The Columbia Police Department is not immune to the financial problems facing the city. With agencies being asked to tighten their belts to try to close a $2 million budget gap, the department has been forced to consider new, more financially-viable policing strategies.
For example, the Police Department expects to generate increased revenue in the coming year with the implementation of its red light camera program and the addition of two traffic units.
The two cameras are located at the intersections of Providence Road and Broadway and Stadium Boulevard and Worley Street. The location of another 14 cameras will be decided by the end of the year. Violations at these intersections will result in a $120 fine including court costs.

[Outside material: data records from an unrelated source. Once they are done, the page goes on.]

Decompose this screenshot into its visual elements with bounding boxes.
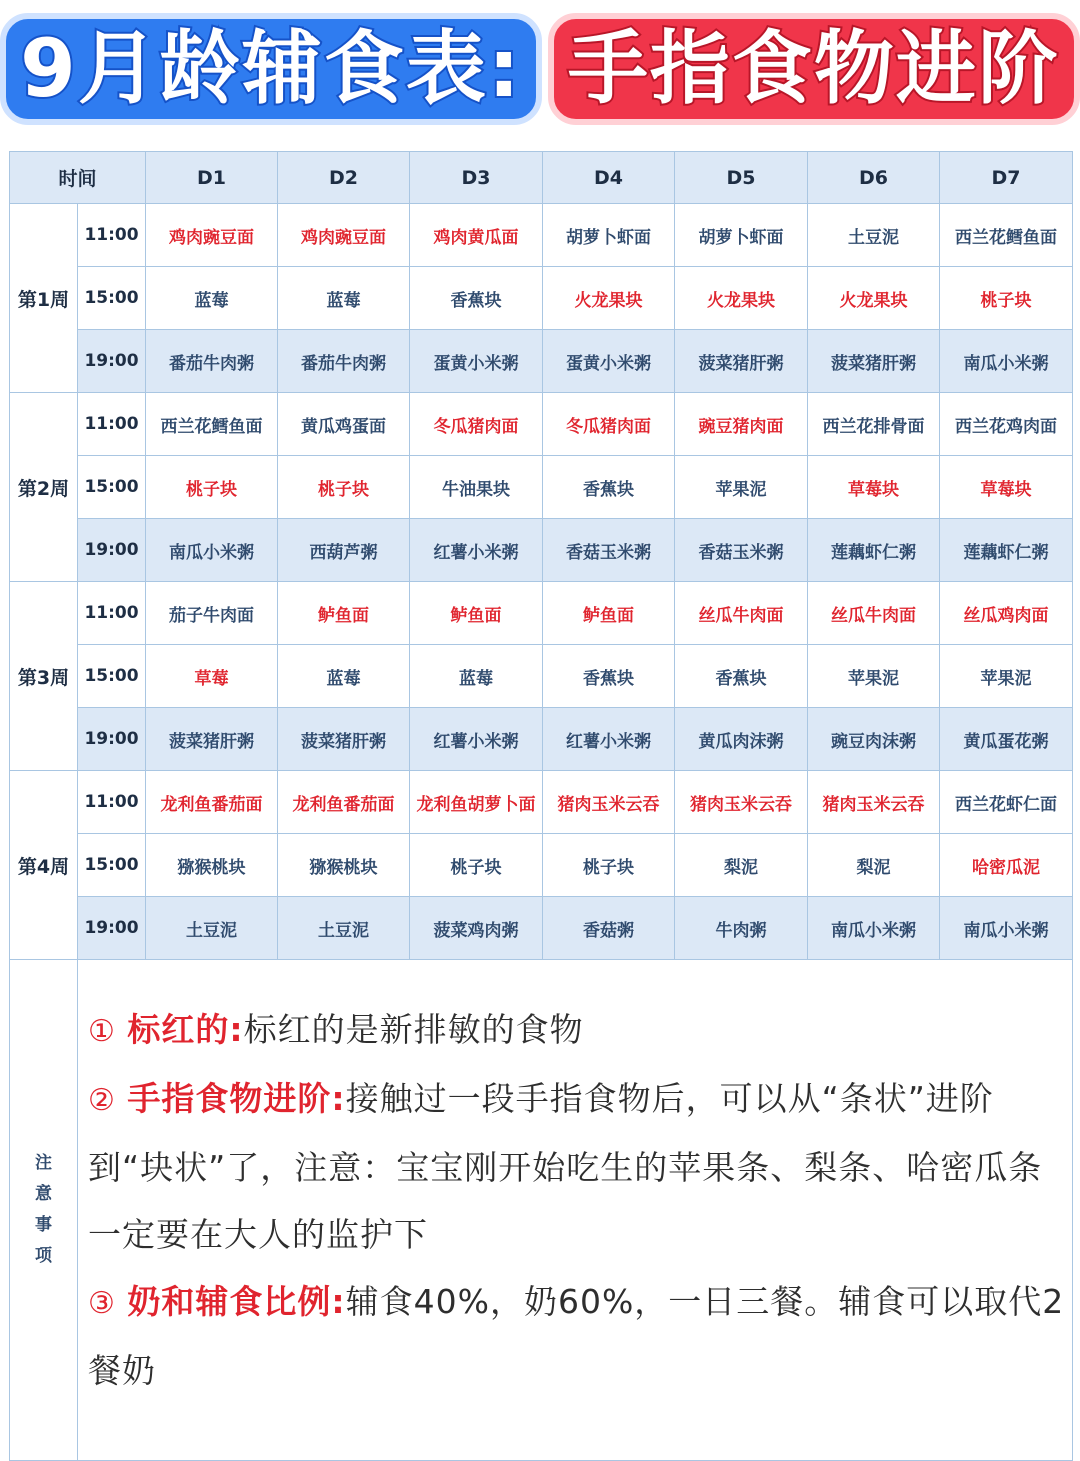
meal-time: 11:00 (78, 204, 146, 267)
page-title (0, 14, 1080, 124)
food-cell: 草莓 (146, 645, 278, 708)
title-part-red: 手指食物进阶 (548, 13, 1080, 125)
food-cell: 猕猴桃块 (278, 834, 410, 897)
title-part-blue: 9月龄辅食表: (0, 13, 542, 125)
meal-time: 15:00 (78, 267, 146, 330)
food-cell: 土豆泥 (278, 897, 410, 960)
food-cell: 蓝莓 (410, 645, 543, 708)
food-cell: 茄子牛肉面 (146, 582, 278, 645)
table-row (10, 456, 1073, 519)
food-cell: 菠菜猪肝粥 (675, 330, 808, 393)
table-row (10, 330, 1073, 393)
food-cell: 猪肉玉米云吞 (543, 771, 675, 834)
notes-content (78, 960, 1073, 1461)
table-row (10, 645, 1073, 708)
header-time: 时间 (10, 152, 146, 204)
table-row (10, 897, 1073, 960)
food-cell: 鲈鱼面 (543, 582, 675, 645)
food-cell: 桃子块 (410, 834, 543, 897)
food-cell: 猪肉玉米云吞 (675, 771, 808, 834)
food-cell: 鸡肉黄瓜面 (410, 204, 543, 267)
food-cell: 菠菜猪肝粥 (146, 708, 278, 771)
meal-time: 15:00 (78, 834, 146, 897)
notes-label: 注 意 事 项 (10, 960, 78, 1461)
food-cell: 蛋黄小米粥 (410, 330, 543, 393)
food-cell: 西兰花鳕鱼面 (146, 393, 278, 456)
food-cell: 香菇粥 (543, 897, 675, 960)
food-cell: 鲈鱼面 (410, 582, 543, 645)
table-row (10, 267, 1073, 330)
food-cell: 西兰花排骨面 (808, 393, 940, 456)
food-cell: 桃子块 (146, 456, 278, 519)
food-cell: 冬瓜猪肉面 (543, 393, 675, 456)
table-row (10, 204, 1073, 267)
food-cell: 草莓块 (940, 456, 1073, 519)
food-cell: 丝瓜牛肉面 (808, 582, 940, 645)
food-cell: 桃子块 (278, 456, 410, 519)
meal-time: 11:00 (78, 393, 146, 456)
food-cell: 豌豆猪肉面 (675, 393, 808, 456)
food-cell: 草莓块 (808, 456, 940, 519)
notes-row (10, 960, 1073, 1461)
meal-time: 15:00 (78, 645, 146, 708)
food-cell: 番茄牛肉粥 (278, 330, 410, 393)
food-cell: 西兰花鸡肉面 (940, 393, 1073, 456)
food-cell: 西兰花鳕鱼面 (940, 204, 1073, 267)
food-cell: 丝瓜鸡肉面 (940, 582, 1073, 645)
food-cell: 香菇玉米粥 (675, 519, 808, 582)
food-cell: 香蕉块 (410, 267, 543, 330)
food-cell: 冬瓜猪肉面 (410, 393, 543, 456)
food-cell: 鲈鱼面 (278, 582, 410, 645)
food-cell: 豌豆肉沫粥 (808, 708, 940, 771)
food-cell: 龙利鱼番茄面 (278, 771, 410, 834)
food-cell: 龙利鱼番茄面 (146, 771, 278, 834)
food-cell: 黄瓜蛋花粥 (940, 708, 1073, 771)
table-row (10, 393, 1073, 456)
header-day: D6 (808, 152, 940, 204)
food-cell: 土豆泥 (808, 204, 940, 267)
meal-time: 19:00 (78, 708, 146, 771)
header-day: D2 (278, 152, 410, 204)
meal-time: 19:00 (78, 897, 146, 960)
food-cell: 牛肉粥 (675, 897, 808, 960)
food-cell: 南瓜小米粥 (940, 330, 1073, 393)
food-cell: 香菇玉米粥 (543, 519, 675, 582)
food-cell: 香蕉块 (543, 456, 675, 519)
food-cell: 南瓜小米粥 (146, 519, 278, 582)
meal-time: 19:00 (78, 519, 146, 582)
meal-time: 19:00 (78, 330, 146, 393)
header-day: D7 (940, 152, 1073, 204)
food-cell: 红薯小米粥 (410, 519, 543, 582)
food-cell: 土豆泥 (146, 897, 278, 960)
header-row (10, 152, 1073, 204)
food-cell: 苹果泥 (940, 645, 1073, 708)
food-cell: 莲藕虾仁粥 (808, 519, 940, 582)
food-cell: 桃子块 (543, 834, 675, 897)
week-label: 第1周 (10, 204, 78, 393)
food-cell: 猕猴桃块 (146, 834, 278, 897)
food-cell: 苹果泥 (675, 456, 808, 519)
food-cell: 猪肉玉米云吞 (808, 771, 940, 834)
week-label: 第3周 (10, 582, 78, 771)
meal-time: 11:00 (78, 582, 146, 645)
food-cell: 火龙果块 (543, 267, 675, 330)
week-label: 第4周 (10, 771, 78, 960)
food-cell: 蓝莓 (146, 267, 278, 330)
food-cell: 桃子块 (940, 267, 1073, 330)
food-cell: 香蕉块 (543, 645, 675, 708)
food-cell: 南瓜小米粥 (940, 897, 1073, 960)
food-cell: 蓝莓 (278, 645, 410, 708)
food-cell: 丝瓜牛肉面 (675, 582, 808, 645)
table-row (10, 519, 1073, 582)
food-cell: 香蕉块 (675, 645, 808, 708)
meal-time: 15:00 (78, 456, 146, 519)
food-cell: 苹果泥 (808, 645, 940, 708)
food-cell: 西兰花虾仁面 (940, 771, 1073, 834)
food-cell: 火龙果块 (675, 267, 808, 330)
note-item: ① 标红的:标红的是新排敏的食物 (88, 1010, 584, 1049)
food-cell: 黄瓜肉沫粥 (675, 708, 808, 771)
food-cell: 鸡肉豌豆面 (278, 204, 410, 267)
meal-time: 11:00 (78, 771, 146, 834)
food-cell: 莲藕虾仁粥 (940, 519, 1073, 582)
food-cell: 蛋黄小米粥 (543, 330, 675, 393)
food-cell: 番茄牛肉粥 (146, 330, 278, 393)
food-cell: 菠菜鸡肉粥 (410, 897, 543, 960)
header-day: D5 (675, 152, 808, 204)
meal-plan-table (9, 151, 1073, 1461)
food-cell: 梨泥 (675, 834, 808, 897)
table-row (10, 771, 1073, 834)
food-cell: 火龙果块 (808, 267, 940, 330)
food-cell: 蓝莓 (278, 267, 410, 330)
food-cell: 红薯小米粥 (410, 708, 543, 771)
table-row (10, 834, 1073, 897)
food-cell: 牛油果块 (410, 456, 543, 519)
food-cell: 鸡肉豌豆面 (146, 204, 278, 267)
week-label: 第2周 (10, 393, 78, 582)
food-cell: 菠菜猪肝粥 (278, 708, 410, 771)
food-cell: 南瓜小米粥 (808, 897, 940, 960)
food-cell: 梨泥 (808, 834, 940, 897)
note-item: ② 手指食物进阶:接触过一段手指食物后，可以从“条状”进阶到“块状”了，注意：宝宝刚开始吃生的苹果条、梨条、哈密瓜条一定要在大人的监护下 (88, 1079, 1043, 1254)
header-day: D4 (543, 152, 675, 204)
food-cell: 龙利鱼胡萝卜面 (410, 771, 543, 834)
table-row (10, 708, 1073, 771)
food-cell: 胡萝卜虾面 (543, 204, 675, 267)
header-day: D3 (410, 152, 543, 204)
note-item: ③ 奶和辅食比例:辅食40%，奶60%，一日三餐。辅食可以取代2餐奶 (88, 1282, 1065, 1390)
header-day: D1 (146, 152, 278, 204)
food-cell: 哈密瓜泥 (940, 834, 1073, 897)
food-cell: 西葫芦粥 (278, 519, 410, 582)
food-cell: 黄瓜鸡蛋面 (278, 393, 410, 456)
food-cell: 菠菜猪肝粥 (808, 330, 940, 393)
food-cell: 红薯小米粥 (543, 708, 675, 771)
food-cell: 胡萝卜虾面 (675, 204, 808, 267)
table-row (10, 582, 1073, 645)
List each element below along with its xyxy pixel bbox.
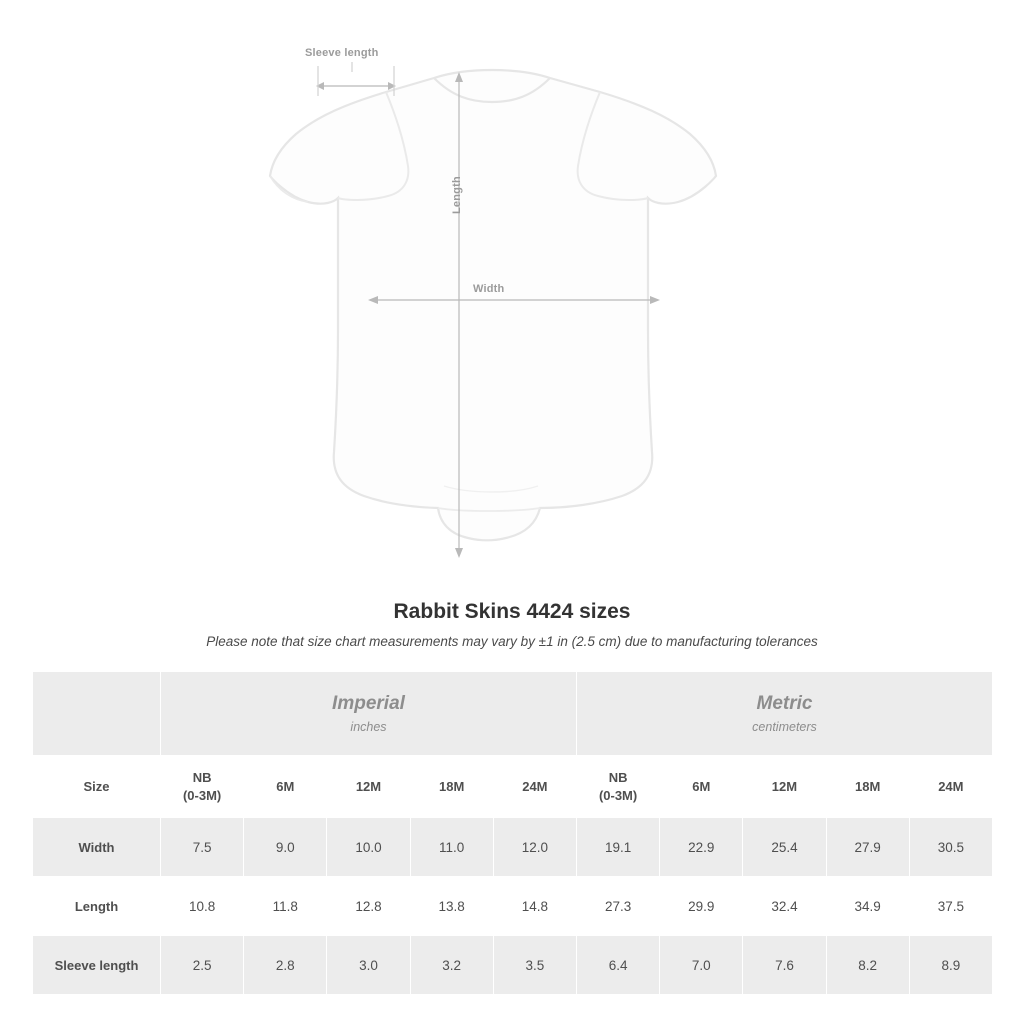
- size-header-cell-9: [909, 756, 992, 818]
- unit-imperial-cell: [161, 672, 577, 756]
- size-main-3: 18M: [439, 778, 465, 794]
- cell-width-5: 19.1: [576, 818, 659, 877]
- page-title: Rabbit Skins 4424 sizes: [393, 600, 631, 623]
- title-block: [0, 600, 1024, 649]
- table-row: [33, 818, 993, 877]
- cell-length-3: 13.8: [410, 877, 493, 936]
- size-header-cell-4: [493, 756, 576, 818]
- cell-length-7: 32.4: [743, 877, 826, 936]
- size-main-9: 24M: [938, 778, 964, 794]
- cell-length-8: 34.9: [826, 877, 909, 936]
- cell-width-0: 7.5: [161, 818, 244, 877]
- cell-length-4: 14.8: [493, 877, 576, 936]
- size-main-5: NB: [608, 769, 628, 785]
- row-label-sleeve-length: Sleeve length: [33, 936, 161, 995]
- size-header-cell-0: [161, 756, 244, 818]
- cell-sleeve-8: 8.2: [826, 936, 909, 995]
- cell-sleeve-4: 3.5: [493, 936, 576, 995]
- cell-length-0: 10.8: [161, 877, 244, 936]
- cell-length-5: 27.3: [576, 877, 659, 936]
- size-header-cell-3: [410, 756, 493, 818]
- size-header-cell-5: [576, 756, 659, 818]
- size-main-8: 18M: [854, 778, 881, 794]
- cell-sleeve-2: 3.0: [327, 936, 410, 995]
- cell-width-1: 9.0: [244, 818, 327, 877]
- row-label-length: Length: [33, 877, 161, 936]
- unit-corner-cell: [33, 672, 161, 756]
- size-sub-0: (0-3M): [182, 787, 222, 803]
- sleeve-length-label: Sleeve length: [305, 47, 379, 59]
- size-sub-5: (0-3M): [598, 787, 638, 803]
- row-label-width: Width: [33, 818, 161, 877]
- size-header-cell-7: [743, 756, 826, 818]
- width-label: Width: [473, 283, 505, 295]
- cell-width-8: 27.9: [826, 818, 909, 877]
- size-header-cell-2: [327, 756, 410, 818]
- size-header-cell-1: [244, 756, 327, 818]
- cell-length-2: 12.8: [327, 877, 410, 936]
- size-header-row: [33, 756, 993, 818]
- cell-sleeve-7: 7.6: [743, 936, 826, 995]
- cell-width-3: 11.0: [410, 818, 493, 877]
- cell-width-6: 22.9: [660, 818, 743, 877]
- size-main-4: 24M: [522, 778, 548, 794]
- size-table-wrap: [32, 671, 992, 995]
- unit-imperial-sub: inches: [350, 719, 387, 734]
- cell-sleeve-0: 2.5: [161, 936, 244, 995]
- size-header-cell-8: [826, 756, 909, 818]
- cell-sleeve-5: 6.4: [576, 936, 659, 995]
- unit-header-row: [33, 672, 993, 756]
- cell-length-9: 37.5: [909, 877, 992, 936]
- table-row: [33, 936, 993, 995]
- size-main-6: 6M: [692, 778, 711, 794]
- size-main-1: 6M: [276, 778, 295, 794]
- size-main-2: 12M: [355, 778, 382, 794]
- size-table: [32, 671, 993, 995]
- size-header-label: Size: [33, 756, 161, 818]
- cell-length-6: 29.9: [660, 877, 743, 936]
- size-main-7: 12M: [771, 778, 798, 794]
- cell-sleeve-1: 2.8: [244, 936, 327, 995]
- size-main-0: NB: [192, 769, 212, 785]
- cell-sleeve-3: 3.2: [410, 936, 493, 995]
- cell-sleeve-9: 8.9: [909, 936, 992, 995]
- cell-width-7: 25.4: [743, 818, 826, 877]
- table-row: [33, 877, 993, 936]
- size-header-cell-6: [660, 756, 743, 818]
- tolerance-note: Please note that size chart measurements may vary by ±1 in (2.5 cm) due to manufacturing tolerances: [206, 634, 818, 649]
- length-label: Length: [451, 176, 463, 214]
- bodysuit-shape: [270, 70, 716, 540]
- cell-width-2: 10.0: [327, 818, 410, 877]
- cell-width-9: 30.5: [909, 818, 992, 877]
- cell-sleeve-6: 7.0: [660, 936, 743, 995]
- cell-width-4: 12.0: [493, 818, 576, 877]
- unit-imperial-name: Imperial: [332, 693, 405, 715]
- unit-metric-cell: [576, 672, 992, 756]
- cell-length-1: 11.8: [244, 877, 327, 936]
- unit-metric-sub: centimeters: [752, 719, 817, 734]
- unit-metric-name: Metric: [756, 693, 813, 715]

Even without the cameras, the number of tickets issued for traffic violations has shot up significantly under new Police Chief Ken Burton. Burton said he expects traffic officers to write three citations per hour. He also asked the City Council to fund two more traffic officers in the FY 2010 budget. However, Burton has said that the shift is motivated by a desire to address dangerous driving and not to increase revenue through tickets.
At a budget work session last week, Burton also brought up the possibility of changing the way the department responds to private security alarms. Citing a 97 percent rate of false alarms, Burton asserted the department could save on man hours if officers didn't automatically respond to each alarm. He suggested business owners would have to verify each alarm themselves before calling police.
How much should financial considerations influence the decisions made by the Columbia Police Department?